Baudelaire, poète, reproduit dans les feintes de sa prosodie les chocs et les coups que ses soucis lui donnaient, comme les cent trouvailles par lesquelles il les parait. Il faut, si l’on veut considérer sous le signe de l’escrime le travail que Baudelaire consacrait à ses poèmes, apprendre à les voir comme une succession ininterrompue de minuscules improvisations.[8]

Les poètes trouvent le rebut de la société dans la rue, et leur sujet héroïque avec lui. De cette façon, l’image distinguée du poète semble reproduire une image plus vulgaire qui laisse transparaître les traits d’un chiffonnier, de ce chiffonnier qui a souvent occupé Baudelaire.[9]

Aussi nous ne partagerons pas la conclusion que Gérard Gasarian fait à son intéressante étude[10] d’inspiration deleuzienne avec la notion d’intensité en particulier qu’il oppose à la conception de Benjamin de l’allégorie. Gasarian veut faire dire à Baudelaire « toutes les allégories de la fable, c’est moi » (p. 228) parce que, selon lui, « le moi du poète est un "nous" ou nœud constitué de mille forces qui s’agitent et s’ajoutent sans cesse en lui » (p. 229). Mais Gasarian confondant alors Sartre et Benjamin, leur reproche de ne pas comprendre Baudelaire : « Au lieu de l’accuser d’avoir manqué de conviction, il faudrait dès lors le féliciter d’avoir voulu en avoir plus d’une » (p. 231). Benjamin ne confond pas incognito et irresponsabilité : il voit plus une recherche de l’anonymat qui n’est pas une absence de sujet : ce que Gasarian ne comprend pas puisqu’il identifie sujet et individu. L’éthique baudelairienne étant pour lui en fin de compte un éclectisme moral que la dextérité du poète à fabriquer des figures : le poète fait figure(s). Alors que pour Benjamin, le poète « endoss[e] des figures toujours nouvelles »[11]. « Endosser », voilà et l’éthique et la poétique du « on » d’Emaz : une relation dans et par le langage qui se fait toute corps-langage. Elle était active autrement dans le "nous" de Baudelaire...

Serge Martin


[1]. J. Sacré, « Les livres d’Antoine Emaz », dans Scherzo, n° 12-13, op. cit., p. 21-24.

[2]. E. Laugier, « En face devant — s’avance presque rouge, Notes sur Antoine Emaz », dans Scherzo, n° 12-13, op. cit., p. 49-56.

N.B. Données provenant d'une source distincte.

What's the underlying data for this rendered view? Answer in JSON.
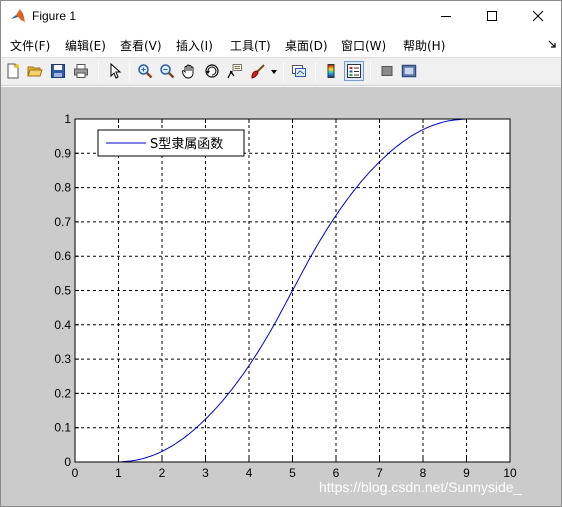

[3]. Référence est faite à Francis Ponge pour lequel « Le monde muet est notre seule patrie » (dans Méthodes, Paris, Gallimard, 1961, p. 202-206). Notons toutefois que Ponge ne met pas naturellement comme le fait Laugier la mutité au compte « des choses » mais avant tout de « la nuit du logos ». Ponge historicise sa révolte (« abolir les valeurs ») et pose justement que la poésie « est ce qui ne se donne pas pour la poésie » : ce que ne fait pas Laugier qui ne cesse de durcir ce que doit être la poésie. Admettons toutefois que la « nouvelle étreinte » que Ponge propose constitue, en dehors de ses poèmes, une impasse nihiliste et un conservatisme linguistique si ce n’est poétique. Ce qui est étonnant c’est qu’il continue au début du XXIe siècle à nourrir les « avant-gardes ».

[4]. A. Emaz, Soirs, Saint-Benoît-du-Sault, Tarabuste, 1999, p.81.

[5]. J. Lèbre, Le dit d’Emaz », dans Scherzo, n) 12-13, op. cit., p. 68.

[6]. D. Biga, « Le voyage du on », dans Scherzo, n° 12-13, op. cit., p. 61.

[7]. M. Foucault, Les Mots et les choses, Paris, Gallimard,

[8] W. Benjamin, « Le Paris du Second Empire chez Baudelaire », dans Charles Baudelaire un poète lyrique à l’âge du capitalisme, trad. J. Lacoste, Petite Bibliothèque Payot, p. 103

[9] Ibid., p. 115.

[10]. G. Gasarian, « "Nous" poétique et moi biographique chez Baudelaire », RSH, n° 263 (« Paradoxes du biographique »), juillet-septembre 2001, p. 217-231.

[11]. W. Benjamin, « Le Paris du Second Empire chez Baudelaire », dans Charles Baudelaire un poète lyrique à l’âge du capitalisme, op. cit., p. 139.